Government in Emeryville is not something normally very praiseworthy.  Let's take the time to say job well done to government employee Ken James and our very professional and outstanding police force.


  1. Maybe the department will hire you as their PR person.

  2. Yes, we've been lucky with our police force; there's definitely a shortage of Neanderthal blowhards. I hope the rumor about the city farming out police services to the Sheriff's dept. is nothing more than a rumor.

    Joe Cohen

  3. every phone call, every email, every time i stopped chief james on the street hounding him with a small problem, he has followed up, returned calls and emails and resolved my minor issues. i will miss you chief. i didn't think you were old enough to retire.

  4. I totally agree. The responsiveness of our police department also deserves special praise. You call them with any issue, no matter how small, and typically you'll see someone looking into it within minutes.

    I've lived in Oakland too and we were hard-pressed to see police if no one was shot or dead.

    Any chance we can talk Chief James out of this?
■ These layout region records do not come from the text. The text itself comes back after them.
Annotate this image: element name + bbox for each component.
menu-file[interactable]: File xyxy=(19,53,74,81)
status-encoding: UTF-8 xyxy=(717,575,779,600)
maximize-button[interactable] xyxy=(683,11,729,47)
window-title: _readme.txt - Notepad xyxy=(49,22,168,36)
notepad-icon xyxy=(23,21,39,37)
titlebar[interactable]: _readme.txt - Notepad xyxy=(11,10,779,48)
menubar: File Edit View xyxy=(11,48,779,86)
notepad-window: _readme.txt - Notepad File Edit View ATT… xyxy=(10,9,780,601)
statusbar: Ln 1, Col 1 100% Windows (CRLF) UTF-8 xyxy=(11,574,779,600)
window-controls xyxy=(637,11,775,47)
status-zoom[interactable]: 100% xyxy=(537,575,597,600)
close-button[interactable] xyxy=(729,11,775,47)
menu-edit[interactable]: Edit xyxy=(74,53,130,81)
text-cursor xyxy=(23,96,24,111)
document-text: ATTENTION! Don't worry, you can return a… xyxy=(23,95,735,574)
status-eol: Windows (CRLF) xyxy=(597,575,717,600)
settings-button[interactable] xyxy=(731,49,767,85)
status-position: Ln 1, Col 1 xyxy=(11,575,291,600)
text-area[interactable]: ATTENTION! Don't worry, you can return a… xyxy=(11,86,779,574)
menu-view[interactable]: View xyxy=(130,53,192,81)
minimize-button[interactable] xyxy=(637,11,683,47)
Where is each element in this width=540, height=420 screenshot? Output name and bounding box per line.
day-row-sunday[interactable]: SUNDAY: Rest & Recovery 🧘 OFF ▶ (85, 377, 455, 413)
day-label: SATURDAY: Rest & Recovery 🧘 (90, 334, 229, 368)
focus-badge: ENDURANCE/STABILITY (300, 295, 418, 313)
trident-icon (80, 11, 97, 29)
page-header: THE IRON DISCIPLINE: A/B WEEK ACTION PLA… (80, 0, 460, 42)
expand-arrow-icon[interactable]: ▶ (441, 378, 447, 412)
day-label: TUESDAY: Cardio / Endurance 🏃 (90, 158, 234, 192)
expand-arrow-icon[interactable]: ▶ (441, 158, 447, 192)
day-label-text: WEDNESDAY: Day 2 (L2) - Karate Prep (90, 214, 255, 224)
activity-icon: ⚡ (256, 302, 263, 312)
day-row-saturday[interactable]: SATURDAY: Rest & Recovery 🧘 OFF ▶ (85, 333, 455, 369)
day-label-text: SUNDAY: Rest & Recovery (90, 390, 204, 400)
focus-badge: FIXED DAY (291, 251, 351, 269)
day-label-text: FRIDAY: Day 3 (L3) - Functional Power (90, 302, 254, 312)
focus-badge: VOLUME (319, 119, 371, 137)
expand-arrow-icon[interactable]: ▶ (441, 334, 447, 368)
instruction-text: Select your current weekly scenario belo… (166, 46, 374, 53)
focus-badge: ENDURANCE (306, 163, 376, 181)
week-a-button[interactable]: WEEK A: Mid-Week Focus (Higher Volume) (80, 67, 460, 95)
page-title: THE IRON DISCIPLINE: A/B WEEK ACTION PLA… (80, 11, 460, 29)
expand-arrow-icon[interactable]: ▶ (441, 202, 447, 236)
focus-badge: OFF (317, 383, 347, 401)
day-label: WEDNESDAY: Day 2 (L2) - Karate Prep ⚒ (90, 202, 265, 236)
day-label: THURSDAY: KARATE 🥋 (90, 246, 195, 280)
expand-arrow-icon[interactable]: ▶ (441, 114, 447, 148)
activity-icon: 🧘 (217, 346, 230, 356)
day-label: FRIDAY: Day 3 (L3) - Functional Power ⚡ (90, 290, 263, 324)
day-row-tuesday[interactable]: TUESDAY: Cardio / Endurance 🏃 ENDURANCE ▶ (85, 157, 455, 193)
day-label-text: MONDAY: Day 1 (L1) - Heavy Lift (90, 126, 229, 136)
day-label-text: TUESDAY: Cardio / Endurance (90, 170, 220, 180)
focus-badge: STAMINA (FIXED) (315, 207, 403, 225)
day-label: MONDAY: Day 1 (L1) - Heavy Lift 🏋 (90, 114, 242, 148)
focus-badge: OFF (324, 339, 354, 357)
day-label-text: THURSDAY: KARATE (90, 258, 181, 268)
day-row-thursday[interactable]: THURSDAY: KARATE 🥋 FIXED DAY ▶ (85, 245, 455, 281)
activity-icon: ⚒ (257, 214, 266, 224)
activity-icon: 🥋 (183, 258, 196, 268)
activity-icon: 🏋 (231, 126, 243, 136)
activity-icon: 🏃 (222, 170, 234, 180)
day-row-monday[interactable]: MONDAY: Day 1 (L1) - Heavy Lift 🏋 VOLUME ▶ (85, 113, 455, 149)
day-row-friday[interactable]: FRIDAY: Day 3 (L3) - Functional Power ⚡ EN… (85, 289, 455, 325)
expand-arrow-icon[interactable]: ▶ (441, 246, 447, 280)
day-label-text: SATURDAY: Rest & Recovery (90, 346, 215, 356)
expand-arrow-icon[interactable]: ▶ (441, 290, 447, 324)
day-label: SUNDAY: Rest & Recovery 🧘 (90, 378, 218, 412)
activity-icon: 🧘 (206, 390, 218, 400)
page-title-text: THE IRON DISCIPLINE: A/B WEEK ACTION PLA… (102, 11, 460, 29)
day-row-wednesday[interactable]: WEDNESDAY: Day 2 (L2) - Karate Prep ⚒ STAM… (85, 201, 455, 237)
  5. To the commenter at 2:55-
    If I seem a bit effusive with praise to the department it's probably due to the government ineptitude all around us, from the OPD to our own City Hall and School District. EPD really shines in this setting. As to the PR charge, I'll save my criticisms of Mr James for a follow up opinion piece as he retires in the coming months. He's good but there's been plenty of times I've disagreed with him over the years.

  6. Chief James is a leading proponent of making victims defenseless on behalf of criminals' safety. A petition for his firing was created and signed by law-abiding citizens.

    For the majority of Emeryvillians to support him, they'd all have to be villains, categorically. How dare you propagandize for this criminal hiding behind The Badge.

  7. In any "Occupy" site, the police are not the enemy, give or take a few clueless brutal ones. The Wall Street fat cats are watching on TV and laughing their asses off as police and demonstrators clash on the streets. They know that when the smoke and the tear gas and the pepper spray clear, their dollars will continue to roll in, just as before, protected by our elected representatives who they pay for and keep in their pockets, just as before.

  8. Ahh, the gun kooks are back at the Tattler spreading their special kind of love! We're did you guys go? We miss you! To the gun kook at 5:38, what happened to your petition? It seems to me you'd have no problem at all in getting a boatload of signatures since you're appealing to law abiding citizens and Ken James is obviously a criminal. Why don't you submit your petition to the City Manager and get Mr James fired once and for all? What are you waiting for? Why is this taking so long?

  9. Yes, write defenseless and subsequently-caused-to-be violent crime victims off as "gun kooks". You are a fine propagandist, sir.

  10. Those who support violent criminals and wholesale violations of human rights, whether they hide behind their badges, government desks, or the freedom of the press, are more contemptuous than criminals, themselves.

  11. Well, it looks like the prisons are going to be busting at the seams, filled as they will be with politicians, police and journalists.

  12. I live on the literal border of Emeryville and Oakland and have been burglarized twice in one year. The first time Emeryville arrived in 10 minutes & referred us to Oakland, who took several hours. This time we are still waiting for Oakland a day later & were advised we were low-priority and to file a report online (mind you our laptops were stolen). The same happened to a friend whose Oakland home was ransacked and vandalized with blood and excrement. While I understand Oakland has 'bigger fish to fry', I'm sick of paying taxes for a city who serves only a minority of it's population. Unless I'm shot or committing a traffic violation, I'll never be served and protected by my own city's police department. There's only so much I can champion this underdog of Oakland.